While in India, he spoke of Israel’s desire to have a free-trade agreement between the two countries. But even without that agreement, he said, the two countries are moving forward economically.

During his visit he was accompanied by a high-level delegation of business people and academics, who seek to bring Israeli technology to the large Indian market, particularly in agriculture, water and defense equipment.

Israel, for example, has done miracles with water, which Indian farmers can now benefit from, he said. Israel, he said, is seeking a true economic partnership with India, adding that it is not about what Israel can do for India, but what the two countries can do together. He repeated the slogan he used often during the trip, that Israel wants to “make in India” and “make with India.”

“We are not patronizing them. We are sharing with them our knowledge,” said Rivlin.

To underscore that theirs was much more than a business relationship, Rivlin visited Mumbai on his last day to pay homage to the 164 victims of the 2008 terrorist attacks that occurred at a number of different locations there, including the Chabad house.

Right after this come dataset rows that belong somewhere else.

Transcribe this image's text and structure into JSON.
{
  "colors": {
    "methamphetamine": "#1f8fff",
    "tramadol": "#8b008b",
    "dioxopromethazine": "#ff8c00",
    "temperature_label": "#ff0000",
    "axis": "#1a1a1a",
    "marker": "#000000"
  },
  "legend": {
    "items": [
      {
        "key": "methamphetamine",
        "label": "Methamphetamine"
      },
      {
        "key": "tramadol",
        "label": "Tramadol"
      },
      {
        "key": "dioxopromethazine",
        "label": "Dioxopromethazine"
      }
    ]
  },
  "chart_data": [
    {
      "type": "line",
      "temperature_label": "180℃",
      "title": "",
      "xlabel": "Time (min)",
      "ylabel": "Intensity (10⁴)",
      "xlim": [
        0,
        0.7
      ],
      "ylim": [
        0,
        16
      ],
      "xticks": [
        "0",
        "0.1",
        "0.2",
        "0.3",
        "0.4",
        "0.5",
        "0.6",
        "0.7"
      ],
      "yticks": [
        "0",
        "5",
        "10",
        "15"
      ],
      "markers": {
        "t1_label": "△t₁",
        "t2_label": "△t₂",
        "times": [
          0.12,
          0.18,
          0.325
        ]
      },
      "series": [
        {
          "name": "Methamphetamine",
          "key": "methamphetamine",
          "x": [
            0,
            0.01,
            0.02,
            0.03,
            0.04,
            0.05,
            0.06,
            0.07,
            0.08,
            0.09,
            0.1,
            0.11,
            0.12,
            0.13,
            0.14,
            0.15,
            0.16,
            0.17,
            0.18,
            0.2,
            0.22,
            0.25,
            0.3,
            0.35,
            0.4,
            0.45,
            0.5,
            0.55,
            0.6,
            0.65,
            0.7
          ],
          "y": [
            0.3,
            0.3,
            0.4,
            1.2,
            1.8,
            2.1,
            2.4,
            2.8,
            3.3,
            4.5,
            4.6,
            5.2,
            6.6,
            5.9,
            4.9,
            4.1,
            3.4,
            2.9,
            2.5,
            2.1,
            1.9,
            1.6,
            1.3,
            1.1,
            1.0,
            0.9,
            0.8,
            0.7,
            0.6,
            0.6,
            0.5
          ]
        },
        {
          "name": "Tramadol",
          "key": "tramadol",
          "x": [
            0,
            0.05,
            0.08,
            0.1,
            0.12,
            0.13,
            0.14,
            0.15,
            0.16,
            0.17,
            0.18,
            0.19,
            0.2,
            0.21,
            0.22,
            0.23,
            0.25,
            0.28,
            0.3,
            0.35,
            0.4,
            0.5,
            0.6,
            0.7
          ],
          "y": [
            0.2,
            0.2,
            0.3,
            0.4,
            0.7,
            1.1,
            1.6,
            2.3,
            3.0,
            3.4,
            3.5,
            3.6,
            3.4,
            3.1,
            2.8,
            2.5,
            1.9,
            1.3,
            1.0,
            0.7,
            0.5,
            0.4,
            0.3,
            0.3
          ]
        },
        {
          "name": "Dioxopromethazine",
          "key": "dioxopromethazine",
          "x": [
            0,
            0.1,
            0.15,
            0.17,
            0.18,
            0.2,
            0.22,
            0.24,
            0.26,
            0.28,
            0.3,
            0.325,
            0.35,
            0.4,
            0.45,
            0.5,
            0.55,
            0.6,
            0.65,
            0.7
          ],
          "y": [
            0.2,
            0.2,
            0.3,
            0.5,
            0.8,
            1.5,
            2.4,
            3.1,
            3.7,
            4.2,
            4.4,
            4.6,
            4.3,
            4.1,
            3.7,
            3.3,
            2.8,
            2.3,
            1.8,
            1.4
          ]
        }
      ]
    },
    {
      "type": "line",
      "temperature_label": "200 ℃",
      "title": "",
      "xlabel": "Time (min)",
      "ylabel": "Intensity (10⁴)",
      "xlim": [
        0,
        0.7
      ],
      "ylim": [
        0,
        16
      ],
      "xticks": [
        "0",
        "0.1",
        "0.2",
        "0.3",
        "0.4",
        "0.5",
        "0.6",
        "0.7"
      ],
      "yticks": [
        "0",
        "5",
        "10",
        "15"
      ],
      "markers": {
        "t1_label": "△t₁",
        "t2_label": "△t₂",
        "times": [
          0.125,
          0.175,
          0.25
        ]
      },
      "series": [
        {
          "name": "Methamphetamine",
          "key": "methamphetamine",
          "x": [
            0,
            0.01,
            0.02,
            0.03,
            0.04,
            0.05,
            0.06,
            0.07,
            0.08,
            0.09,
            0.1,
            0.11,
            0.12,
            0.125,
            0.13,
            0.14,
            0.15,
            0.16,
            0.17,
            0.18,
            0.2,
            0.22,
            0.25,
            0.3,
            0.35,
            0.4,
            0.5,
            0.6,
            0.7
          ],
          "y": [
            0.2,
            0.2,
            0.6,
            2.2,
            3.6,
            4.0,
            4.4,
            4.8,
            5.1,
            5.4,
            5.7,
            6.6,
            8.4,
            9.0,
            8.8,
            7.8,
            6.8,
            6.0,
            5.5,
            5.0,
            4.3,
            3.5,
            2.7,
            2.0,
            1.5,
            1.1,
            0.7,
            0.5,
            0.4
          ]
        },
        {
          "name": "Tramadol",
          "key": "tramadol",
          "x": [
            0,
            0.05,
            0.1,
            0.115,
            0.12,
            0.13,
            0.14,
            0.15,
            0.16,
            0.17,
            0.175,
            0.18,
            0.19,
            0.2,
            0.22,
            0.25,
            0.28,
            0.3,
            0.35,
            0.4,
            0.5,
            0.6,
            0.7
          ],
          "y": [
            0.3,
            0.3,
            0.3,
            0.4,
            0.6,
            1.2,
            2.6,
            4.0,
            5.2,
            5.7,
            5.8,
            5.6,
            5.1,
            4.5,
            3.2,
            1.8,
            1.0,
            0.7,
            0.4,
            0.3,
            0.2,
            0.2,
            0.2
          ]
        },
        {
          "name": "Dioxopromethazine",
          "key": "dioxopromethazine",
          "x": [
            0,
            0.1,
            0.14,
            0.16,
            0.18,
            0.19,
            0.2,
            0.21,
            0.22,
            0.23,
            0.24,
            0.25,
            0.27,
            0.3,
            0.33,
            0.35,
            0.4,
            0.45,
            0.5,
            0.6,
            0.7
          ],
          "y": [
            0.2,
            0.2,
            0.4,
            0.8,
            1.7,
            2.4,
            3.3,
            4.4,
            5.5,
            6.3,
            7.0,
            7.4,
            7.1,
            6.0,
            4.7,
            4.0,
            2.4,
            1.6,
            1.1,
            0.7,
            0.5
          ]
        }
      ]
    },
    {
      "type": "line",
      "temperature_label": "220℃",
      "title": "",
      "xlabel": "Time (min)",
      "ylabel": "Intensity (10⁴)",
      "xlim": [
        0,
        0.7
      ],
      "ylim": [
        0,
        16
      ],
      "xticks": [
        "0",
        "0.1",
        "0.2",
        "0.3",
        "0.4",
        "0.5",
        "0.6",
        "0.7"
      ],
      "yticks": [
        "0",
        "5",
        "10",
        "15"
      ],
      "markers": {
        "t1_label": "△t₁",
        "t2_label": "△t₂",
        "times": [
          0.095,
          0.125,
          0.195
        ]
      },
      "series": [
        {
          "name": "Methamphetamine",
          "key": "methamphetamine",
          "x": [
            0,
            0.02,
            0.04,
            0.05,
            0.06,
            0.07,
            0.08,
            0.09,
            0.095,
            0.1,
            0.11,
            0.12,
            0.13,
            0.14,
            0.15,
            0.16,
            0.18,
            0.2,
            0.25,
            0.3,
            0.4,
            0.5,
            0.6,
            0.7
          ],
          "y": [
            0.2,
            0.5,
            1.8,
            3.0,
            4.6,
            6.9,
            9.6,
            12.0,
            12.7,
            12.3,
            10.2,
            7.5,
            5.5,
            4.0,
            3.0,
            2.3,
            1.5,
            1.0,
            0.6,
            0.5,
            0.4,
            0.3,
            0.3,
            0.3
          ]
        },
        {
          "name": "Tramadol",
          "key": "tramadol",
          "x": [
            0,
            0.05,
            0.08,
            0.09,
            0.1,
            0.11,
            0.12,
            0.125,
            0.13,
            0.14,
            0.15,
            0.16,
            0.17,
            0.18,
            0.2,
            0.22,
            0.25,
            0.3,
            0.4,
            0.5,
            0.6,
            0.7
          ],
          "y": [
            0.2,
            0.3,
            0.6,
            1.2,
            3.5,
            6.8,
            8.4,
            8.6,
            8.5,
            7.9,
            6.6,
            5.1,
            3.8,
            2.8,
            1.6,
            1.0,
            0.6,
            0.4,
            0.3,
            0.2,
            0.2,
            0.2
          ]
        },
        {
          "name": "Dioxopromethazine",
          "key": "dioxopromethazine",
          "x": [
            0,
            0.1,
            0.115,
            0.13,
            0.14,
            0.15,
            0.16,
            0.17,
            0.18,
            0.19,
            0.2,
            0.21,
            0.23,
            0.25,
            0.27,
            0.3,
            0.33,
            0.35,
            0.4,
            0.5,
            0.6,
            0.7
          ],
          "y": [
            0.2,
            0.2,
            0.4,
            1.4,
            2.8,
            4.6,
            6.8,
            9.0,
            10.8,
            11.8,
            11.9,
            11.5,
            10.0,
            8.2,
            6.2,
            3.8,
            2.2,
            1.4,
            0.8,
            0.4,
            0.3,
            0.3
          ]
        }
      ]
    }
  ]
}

“Like Israelis, Indians are not strangers to the threat and the reality of modern global terrorism. We must act and work together to share intelligence and practices; to keep our people safe; [and] to protect our borders, our towns and cities. India and Israel stand shoulder- to-shoulder in this fight. This is our duty to the memory of the victims, and will be the legacy we leave for future generations,” he said.